BV companies within a group need to act between each other as if they are third parties. When a holding company holds 100% of the shares of the working company, then still the transactions between companies need to be processed as if they are not related. This can result in profit being allocated on different places, maybe places that are fiscally not interesting. For that and other reasons there can be applied for a fiscal unity. What is a fiscal unity?
A fiscal unity for corporate income tax can be requested for when the one company holds 100% of the shares of the other company. By becoming a fiscal unity, the two companies become one for fiscal purposes. So the daughter/working company will be included in the mother/holding company.
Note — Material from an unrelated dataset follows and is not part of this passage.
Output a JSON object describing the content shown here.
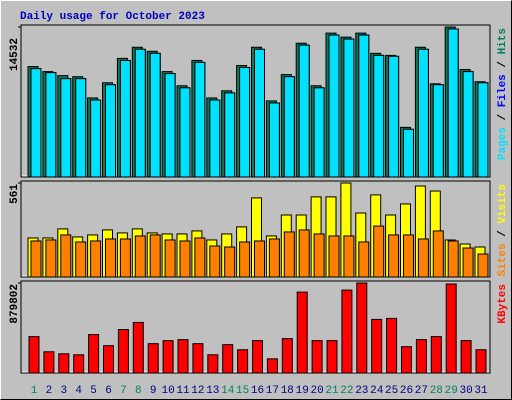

The advantage is that transactions between the companies are no longer feasible in the corporate income tax return, the two companies have become one for fiscal purposes. Allocating problems are solved.
However, from a commercial point of view and by instructions of the tax office, these companies still need to act between each other as if there is no fiscal unity. The fiscal unity only exists for the corporate income tax return. But the moment these companies are disconnected, or upon request, the fiscal unity stops existing. At that moment it needs to be clear which company has what obligation to each other and to actual third parties. Moreover, assets that moved from the one company within the fiscal unity to the other company will have special attention from the Dutch tax office.
Is a fiscal unity benefitting the taxable companies? Yes it is. The most common problems are immediately solved. One of them are intercompany loans that might not meet the fiscal criteria. As one loan to the other company within a fiscal unity disappears in the corporate income tax return, these loans cannot be at fault for tax purposes. But nevertheless, these loans need to comply with regulations, in case of termination of the fiscal unity.